I think you should talk to your partner about how you are feeling about your body/self esteem in addition to your current plan of taking it as a learning experiences. You should address the fact that your needs are not being met. You don't have to tell her what you did, but if you think she won't go crazy if you tell her confessing might be the way to go. If it will really hurt her, swallowing this guilt might be the kinder thing to do - if you are sure you won't do it again.
Definitely examine your reasons, and why you feel so badly about it, and have some serious conversations about your relationship and needs.
I'm really trying to forgive myself, or moreso, take it as motivation and as a learning experience.
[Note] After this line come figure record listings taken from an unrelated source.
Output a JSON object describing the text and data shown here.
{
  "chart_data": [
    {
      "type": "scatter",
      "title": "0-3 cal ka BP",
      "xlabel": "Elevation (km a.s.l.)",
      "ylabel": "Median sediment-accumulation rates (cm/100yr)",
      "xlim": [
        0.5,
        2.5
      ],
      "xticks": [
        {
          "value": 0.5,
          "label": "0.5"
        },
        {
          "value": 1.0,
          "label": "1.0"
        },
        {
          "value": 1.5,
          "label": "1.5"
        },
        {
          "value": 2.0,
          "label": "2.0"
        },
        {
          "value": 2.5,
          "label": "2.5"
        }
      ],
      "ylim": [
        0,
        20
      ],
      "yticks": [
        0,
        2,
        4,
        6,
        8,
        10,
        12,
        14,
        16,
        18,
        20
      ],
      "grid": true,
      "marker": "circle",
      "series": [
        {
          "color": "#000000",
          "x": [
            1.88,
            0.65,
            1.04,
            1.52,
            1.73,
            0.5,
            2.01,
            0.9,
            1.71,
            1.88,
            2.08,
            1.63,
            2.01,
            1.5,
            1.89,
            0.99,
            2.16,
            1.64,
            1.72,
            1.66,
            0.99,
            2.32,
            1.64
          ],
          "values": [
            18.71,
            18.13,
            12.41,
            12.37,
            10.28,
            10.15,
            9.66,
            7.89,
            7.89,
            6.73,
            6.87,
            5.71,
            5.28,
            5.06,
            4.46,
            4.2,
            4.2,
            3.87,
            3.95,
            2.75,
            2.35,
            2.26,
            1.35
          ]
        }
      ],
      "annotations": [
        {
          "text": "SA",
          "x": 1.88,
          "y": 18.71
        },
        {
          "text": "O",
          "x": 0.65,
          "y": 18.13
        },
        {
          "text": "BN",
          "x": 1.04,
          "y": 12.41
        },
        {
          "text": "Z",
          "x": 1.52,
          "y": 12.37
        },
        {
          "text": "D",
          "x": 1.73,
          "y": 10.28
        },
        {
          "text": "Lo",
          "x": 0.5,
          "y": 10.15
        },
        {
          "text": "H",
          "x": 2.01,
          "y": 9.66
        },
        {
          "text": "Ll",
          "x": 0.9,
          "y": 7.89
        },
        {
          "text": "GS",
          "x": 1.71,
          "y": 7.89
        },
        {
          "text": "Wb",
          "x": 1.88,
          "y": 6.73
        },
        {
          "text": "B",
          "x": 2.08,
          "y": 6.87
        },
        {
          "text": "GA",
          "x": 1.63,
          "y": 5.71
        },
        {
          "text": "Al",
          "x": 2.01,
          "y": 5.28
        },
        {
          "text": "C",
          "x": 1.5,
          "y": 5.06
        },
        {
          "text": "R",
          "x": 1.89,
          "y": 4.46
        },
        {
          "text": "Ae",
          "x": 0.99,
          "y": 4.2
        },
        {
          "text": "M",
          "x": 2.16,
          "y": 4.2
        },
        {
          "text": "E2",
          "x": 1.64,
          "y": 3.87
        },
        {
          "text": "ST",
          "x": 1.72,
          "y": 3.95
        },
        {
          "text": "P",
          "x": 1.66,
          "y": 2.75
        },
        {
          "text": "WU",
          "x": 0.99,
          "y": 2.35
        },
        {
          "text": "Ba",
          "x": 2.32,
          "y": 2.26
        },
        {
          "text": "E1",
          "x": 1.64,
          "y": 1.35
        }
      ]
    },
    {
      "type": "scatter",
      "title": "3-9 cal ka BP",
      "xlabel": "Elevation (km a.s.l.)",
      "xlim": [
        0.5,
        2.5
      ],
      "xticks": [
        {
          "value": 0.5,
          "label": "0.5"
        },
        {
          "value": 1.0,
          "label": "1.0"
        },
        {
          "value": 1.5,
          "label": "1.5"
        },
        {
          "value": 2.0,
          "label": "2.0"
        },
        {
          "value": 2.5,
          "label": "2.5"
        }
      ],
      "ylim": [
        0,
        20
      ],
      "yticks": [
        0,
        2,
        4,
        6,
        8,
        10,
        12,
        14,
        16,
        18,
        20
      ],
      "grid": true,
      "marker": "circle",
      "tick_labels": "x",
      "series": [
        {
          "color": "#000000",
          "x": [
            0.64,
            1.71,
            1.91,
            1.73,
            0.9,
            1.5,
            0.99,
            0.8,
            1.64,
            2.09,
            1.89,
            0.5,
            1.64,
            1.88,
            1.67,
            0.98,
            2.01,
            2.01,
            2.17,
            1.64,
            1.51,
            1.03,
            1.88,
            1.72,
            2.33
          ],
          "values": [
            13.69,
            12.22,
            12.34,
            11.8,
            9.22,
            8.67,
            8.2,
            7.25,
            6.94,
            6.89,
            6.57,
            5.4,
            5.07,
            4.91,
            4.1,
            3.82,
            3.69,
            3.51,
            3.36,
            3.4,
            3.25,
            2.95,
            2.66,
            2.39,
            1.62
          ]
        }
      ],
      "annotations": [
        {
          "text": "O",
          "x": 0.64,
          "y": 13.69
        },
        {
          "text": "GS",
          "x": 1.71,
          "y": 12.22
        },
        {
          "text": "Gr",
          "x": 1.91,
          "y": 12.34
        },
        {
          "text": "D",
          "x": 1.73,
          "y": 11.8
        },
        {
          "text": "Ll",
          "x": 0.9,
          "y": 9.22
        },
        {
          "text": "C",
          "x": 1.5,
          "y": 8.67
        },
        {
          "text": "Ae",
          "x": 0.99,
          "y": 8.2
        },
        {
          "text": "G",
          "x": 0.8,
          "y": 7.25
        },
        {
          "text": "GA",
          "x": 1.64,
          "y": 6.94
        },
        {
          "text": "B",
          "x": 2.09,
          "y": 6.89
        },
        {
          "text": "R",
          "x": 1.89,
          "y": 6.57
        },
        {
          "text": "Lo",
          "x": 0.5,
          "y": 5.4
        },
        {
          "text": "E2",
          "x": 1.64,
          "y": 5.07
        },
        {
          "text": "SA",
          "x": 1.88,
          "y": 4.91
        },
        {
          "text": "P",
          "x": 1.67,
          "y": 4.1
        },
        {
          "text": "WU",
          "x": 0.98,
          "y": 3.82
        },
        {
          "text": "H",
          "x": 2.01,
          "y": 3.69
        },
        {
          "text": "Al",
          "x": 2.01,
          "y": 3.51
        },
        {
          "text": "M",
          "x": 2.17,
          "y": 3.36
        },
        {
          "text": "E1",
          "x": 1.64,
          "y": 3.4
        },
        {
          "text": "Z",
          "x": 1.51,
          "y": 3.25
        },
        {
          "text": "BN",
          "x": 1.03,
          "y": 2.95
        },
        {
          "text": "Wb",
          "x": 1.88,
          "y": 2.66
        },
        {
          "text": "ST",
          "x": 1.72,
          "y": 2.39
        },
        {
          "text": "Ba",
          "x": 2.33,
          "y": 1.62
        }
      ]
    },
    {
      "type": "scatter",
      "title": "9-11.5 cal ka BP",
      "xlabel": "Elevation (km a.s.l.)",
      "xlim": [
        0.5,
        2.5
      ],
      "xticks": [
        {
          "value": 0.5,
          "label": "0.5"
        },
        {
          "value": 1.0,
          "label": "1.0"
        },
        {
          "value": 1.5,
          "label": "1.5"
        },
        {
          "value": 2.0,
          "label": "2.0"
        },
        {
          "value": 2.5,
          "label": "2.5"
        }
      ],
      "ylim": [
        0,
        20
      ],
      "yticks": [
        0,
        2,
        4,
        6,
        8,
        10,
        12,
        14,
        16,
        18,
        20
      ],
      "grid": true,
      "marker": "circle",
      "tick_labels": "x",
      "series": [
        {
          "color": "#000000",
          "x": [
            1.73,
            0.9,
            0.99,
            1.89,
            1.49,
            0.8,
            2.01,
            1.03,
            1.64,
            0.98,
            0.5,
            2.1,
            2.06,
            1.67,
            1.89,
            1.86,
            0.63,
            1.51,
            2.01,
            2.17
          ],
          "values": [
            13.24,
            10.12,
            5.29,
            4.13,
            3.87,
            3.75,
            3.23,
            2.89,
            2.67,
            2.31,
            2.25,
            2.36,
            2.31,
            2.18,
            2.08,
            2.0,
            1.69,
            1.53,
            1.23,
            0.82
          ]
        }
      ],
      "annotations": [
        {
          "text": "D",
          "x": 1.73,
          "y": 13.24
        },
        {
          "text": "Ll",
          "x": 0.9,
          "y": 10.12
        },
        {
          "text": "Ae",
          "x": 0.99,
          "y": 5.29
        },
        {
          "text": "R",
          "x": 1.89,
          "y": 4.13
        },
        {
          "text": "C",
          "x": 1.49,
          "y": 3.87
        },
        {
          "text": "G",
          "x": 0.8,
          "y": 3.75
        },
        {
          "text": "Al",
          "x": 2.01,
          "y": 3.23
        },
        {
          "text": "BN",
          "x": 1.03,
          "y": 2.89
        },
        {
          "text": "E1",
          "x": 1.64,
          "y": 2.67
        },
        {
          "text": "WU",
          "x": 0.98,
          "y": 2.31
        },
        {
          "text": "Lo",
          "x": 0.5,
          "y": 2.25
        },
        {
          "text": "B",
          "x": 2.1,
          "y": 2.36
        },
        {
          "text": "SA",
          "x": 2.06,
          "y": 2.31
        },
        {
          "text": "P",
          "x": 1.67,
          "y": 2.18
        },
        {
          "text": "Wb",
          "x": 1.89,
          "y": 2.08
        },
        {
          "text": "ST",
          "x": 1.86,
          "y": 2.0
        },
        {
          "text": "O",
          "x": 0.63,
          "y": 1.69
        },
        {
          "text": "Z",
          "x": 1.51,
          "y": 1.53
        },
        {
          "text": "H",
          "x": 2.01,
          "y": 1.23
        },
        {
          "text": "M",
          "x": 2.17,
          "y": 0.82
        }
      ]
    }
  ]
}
I have a guilt/shame complex and have a tendency to feel extreme guilt for things that I am not responsible for. So for something like this, the agony is painful. A bit better now , but sat in the shower just numb yesterday,
I have, i have tried but its hard to get around the fact that they are busy. I always feel like its my fault for being too needy or being a "blackhole" that is never satisfied. And i feel like if i ask more ill come off as needy, unattractive, and demanding.and that they can just go find someone who isn't as needy as me. So as a result I'm really trying to just work on myself and not be so needy.
How long have you been in a relationship with this girl?
I'm sorry but you're going to have to either bite the bullet and tell her or really decide if you want to be in a relationship at all.
Well.. You being a guy makes it a slight problem. Honour trust and honesty being engrained in you since forever.
Pretend to be a little bit female for a while. What would a woman do? How would she jam this back in her mind until it is all but gone.